The company has been around for many years and has focused on more niche areas of 3D printing. Our first encounter with them ten years ago saw them printing clays using in-situ materials. Since then they’ve developed a large array of different technologies to produce large prints in a variety of materials.
The new hardware is something called the “CEREBRO”, and let me explain how it fits in.
WASP produces three styles of 3D printers: clay, concrete and general purpose industrial polymer extrusion gear. Because of this wide array of capabilities, the company also offers the ability to use their toolheads on robotic systems. One of them is quite new, a pellet-based toolhead called “METAMORPHOSIS”, for example. METAMOROPHOSIS offers the ability to do color blending.
Many of their customers attach a toolhead to the their existing robotic systems. WASP does not produce robotic arms itself.

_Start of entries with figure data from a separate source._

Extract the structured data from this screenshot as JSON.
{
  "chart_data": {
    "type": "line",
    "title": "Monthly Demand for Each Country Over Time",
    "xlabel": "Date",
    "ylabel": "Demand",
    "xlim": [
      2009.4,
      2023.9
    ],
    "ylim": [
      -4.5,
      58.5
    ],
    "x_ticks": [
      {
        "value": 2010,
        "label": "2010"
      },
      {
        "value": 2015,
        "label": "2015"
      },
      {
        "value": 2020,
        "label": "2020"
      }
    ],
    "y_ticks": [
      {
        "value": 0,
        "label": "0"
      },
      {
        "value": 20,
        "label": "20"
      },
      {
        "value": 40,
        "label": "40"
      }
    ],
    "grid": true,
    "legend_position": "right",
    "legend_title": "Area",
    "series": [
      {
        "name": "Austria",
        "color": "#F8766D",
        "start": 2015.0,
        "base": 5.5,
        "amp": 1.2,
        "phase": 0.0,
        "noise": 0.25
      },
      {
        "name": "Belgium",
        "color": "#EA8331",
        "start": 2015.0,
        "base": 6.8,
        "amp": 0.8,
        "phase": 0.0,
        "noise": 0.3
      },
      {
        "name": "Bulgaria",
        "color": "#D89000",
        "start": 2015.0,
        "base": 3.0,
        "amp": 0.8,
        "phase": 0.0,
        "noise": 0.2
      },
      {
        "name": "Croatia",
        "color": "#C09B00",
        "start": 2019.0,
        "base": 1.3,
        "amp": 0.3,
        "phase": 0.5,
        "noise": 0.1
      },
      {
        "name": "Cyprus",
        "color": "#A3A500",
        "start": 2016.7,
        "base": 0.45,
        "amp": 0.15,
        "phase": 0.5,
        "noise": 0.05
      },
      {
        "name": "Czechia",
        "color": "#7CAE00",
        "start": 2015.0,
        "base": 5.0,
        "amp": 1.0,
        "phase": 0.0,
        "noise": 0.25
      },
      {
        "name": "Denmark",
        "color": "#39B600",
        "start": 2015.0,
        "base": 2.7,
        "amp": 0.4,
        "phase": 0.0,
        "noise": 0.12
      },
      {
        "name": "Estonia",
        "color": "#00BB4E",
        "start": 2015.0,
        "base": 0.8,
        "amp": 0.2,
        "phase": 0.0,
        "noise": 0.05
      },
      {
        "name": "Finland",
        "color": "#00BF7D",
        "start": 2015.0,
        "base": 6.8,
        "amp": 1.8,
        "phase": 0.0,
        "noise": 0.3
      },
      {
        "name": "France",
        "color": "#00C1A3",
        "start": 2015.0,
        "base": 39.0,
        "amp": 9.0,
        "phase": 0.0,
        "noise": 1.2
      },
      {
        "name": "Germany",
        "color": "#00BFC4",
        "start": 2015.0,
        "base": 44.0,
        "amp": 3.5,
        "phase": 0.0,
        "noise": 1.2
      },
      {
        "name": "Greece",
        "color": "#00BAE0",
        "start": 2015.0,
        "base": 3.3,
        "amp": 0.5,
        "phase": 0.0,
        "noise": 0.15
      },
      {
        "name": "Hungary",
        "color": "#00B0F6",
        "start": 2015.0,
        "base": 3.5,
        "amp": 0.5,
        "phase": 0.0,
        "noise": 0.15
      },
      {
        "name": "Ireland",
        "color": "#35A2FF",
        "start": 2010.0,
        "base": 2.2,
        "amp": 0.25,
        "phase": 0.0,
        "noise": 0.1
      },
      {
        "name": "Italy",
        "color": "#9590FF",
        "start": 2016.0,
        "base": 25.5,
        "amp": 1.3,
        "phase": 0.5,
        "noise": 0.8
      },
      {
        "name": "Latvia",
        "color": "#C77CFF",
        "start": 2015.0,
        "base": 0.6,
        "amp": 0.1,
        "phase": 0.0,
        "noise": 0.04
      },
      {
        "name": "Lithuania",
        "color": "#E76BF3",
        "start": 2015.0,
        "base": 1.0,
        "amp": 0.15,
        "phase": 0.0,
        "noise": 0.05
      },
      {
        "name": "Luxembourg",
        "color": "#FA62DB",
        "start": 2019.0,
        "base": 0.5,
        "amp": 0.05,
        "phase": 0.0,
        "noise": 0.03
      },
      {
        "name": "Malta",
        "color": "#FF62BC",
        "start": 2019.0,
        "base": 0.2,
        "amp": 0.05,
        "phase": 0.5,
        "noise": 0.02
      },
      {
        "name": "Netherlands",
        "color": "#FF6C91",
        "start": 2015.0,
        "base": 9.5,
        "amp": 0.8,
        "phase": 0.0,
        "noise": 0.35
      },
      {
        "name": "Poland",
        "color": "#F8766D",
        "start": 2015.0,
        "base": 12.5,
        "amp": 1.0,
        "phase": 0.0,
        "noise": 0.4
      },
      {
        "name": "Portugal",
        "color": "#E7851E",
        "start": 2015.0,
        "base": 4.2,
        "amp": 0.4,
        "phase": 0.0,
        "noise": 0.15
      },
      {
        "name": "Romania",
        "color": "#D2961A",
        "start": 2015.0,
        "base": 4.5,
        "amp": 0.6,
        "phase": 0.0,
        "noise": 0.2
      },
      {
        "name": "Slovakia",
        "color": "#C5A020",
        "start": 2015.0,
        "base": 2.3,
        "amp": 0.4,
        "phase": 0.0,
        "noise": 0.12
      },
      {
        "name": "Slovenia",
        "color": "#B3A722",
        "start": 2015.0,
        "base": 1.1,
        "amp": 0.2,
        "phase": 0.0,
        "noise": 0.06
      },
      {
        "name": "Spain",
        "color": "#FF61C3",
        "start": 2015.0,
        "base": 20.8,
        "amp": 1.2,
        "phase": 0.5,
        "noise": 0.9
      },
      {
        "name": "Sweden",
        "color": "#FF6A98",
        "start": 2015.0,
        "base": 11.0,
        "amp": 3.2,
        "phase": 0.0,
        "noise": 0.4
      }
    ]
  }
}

The problem comes in the integration step: how does the robotic system properly control the toolhead? Normally this is a challenging step that requires some effort to set up for customers because there are many different technical protocols that are possible.
WASP representatives told us that “every customer asks the same questions” in such situations.
That’s where CEREBRO comes in. It’s a specialized hardware controller that provides an integration layer for WASP toolheads attached to customer robotic systems. WASP decided to make a “universal solution” for this issue.
WASP told us, “it turns a robot into a 3D printer”.
This is an excellent step for WASP, as it will almost certainly overcome buyer hesitation: the effort for integration will be significantly reduced, and that means the cost and challenge to implementing a robotic 3D printing solution will be decreased.
I expect the company will garner more sales as a direct result of CEREBRO.